In the late 1890s the Congo became profitable, as world demand for rubber grew. Greed, both Leopold’s (chiefly to embellish Belgium) and that of commercial concessions, along with demands for wild rubber, quota systems, and forced labor caused abuses and depopulation as well as dwindling amounts of rubber owing to lack of conservation and brutal slashing of vines. Pressure for profit led to serfdom, lashings, physical mutilations (cutting off of ears or hands), and murder, especially by commercial concessions. Resistance was widespread and often effective; villages fled at the sight of a white man.

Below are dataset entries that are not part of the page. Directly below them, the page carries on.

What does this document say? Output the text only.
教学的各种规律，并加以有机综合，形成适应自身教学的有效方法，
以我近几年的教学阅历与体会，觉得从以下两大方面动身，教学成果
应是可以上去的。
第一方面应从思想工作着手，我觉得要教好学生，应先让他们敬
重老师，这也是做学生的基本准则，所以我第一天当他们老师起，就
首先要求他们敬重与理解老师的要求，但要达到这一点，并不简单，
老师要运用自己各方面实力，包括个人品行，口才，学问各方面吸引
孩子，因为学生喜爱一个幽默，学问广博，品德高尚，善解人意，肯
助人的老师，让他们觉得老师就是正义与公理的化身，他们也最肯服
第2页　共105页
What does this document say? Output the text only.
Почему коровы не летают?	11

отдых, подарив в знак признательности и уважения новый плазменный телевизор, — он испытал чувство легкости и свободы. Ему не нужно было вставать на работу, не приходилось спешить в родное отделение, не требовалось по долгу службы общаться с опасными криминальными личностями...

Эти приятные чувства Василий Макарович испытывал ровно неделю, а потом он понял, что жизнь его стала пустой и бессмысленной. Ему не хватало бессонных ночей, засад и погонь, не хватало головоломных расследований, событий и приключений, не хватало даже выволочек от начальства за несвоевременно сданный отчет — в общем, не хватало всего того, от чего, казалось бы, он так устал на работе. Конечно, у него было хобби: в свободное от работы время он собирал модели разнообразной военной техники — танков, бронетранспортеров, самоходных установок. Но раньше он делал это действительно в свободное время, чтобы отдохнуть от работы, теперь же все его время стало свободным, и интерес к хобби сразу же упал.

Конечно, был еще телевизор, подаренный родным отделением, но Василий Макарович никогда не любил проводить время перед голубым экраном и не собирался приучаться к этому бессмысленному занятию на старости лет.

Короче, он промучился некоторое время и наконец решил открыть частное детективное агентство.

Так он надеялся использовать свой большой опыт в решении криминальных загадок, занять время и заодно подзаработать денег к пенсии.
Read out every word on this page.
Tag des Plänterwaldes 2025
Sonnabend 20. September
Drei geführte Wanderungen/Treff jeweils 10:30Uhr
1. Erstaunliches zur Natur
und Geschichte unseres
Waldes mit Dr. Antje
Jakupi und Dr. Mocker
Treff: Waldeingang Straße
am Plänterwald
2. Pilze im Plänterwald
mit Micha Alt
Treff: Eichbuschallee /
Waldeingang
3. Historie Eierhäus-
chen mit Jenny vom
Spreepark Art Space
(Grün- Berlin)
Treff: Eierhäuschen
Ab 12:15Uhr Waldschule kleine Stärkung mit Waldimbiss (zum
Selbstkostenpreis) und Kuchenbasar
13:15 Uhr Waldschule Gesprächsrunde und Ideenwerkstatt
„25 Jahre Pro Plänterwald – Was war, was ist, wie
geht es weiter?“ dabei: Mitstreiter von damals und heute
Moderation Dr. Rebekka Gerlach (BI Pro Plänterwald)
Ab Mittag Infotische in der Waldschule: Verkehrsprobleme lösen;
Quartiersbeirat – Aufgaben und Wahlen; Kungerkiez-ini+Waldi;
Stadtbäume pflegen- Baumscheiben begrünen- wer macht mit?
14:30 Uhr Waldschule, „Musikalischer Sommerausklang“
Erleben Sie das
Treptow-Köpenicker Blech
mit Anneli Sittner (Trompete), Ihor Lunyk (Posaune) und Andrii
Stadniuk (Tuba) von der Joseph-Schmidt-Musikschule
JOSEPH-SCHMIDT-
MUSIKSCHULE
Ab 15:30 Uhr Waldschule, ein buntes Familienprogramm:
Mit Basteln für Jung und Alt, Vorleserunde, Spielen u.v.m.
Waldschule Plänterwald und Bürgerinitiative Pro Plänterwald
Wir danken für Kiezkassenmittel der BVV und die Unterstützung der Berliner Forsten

By 1900 criticism of the Congo’s maladministration mounted in both Britain and the United States. Leopold was indifferent to it. Many aspects of the situation in the Congo were not unique, but it and Leopold were easier targets than the Great Powers. The campaign of E. D. Morel in Britain, the investigation and the 1904 report of British consul Roger Casement (which chiefly condemned the system, not individuals), Morel’s 1904 Congo Reform Association, missionaries, and Leopold’s own 1905 investigative commission confirmed the atrocities, despite some dubious evidence. Though Leopold resisted, Belgium wrested the Congo Free State from him and reluctantly annexed it in 1908 to end the abuses, which it largely did.

Bibliography:

  1. Ewan, Martin. European Atrocity, African Catastrophe: Leopold II, the Congo Free State, and Its Aftermath. London: Routledge Curzon, 2003;
  2. Hochschild, Adam. King Leopold’s Ghost: A Story of Greed, Terror, and Heroism in Colonial Africa. Boston: Houghton Mifflin, 1998.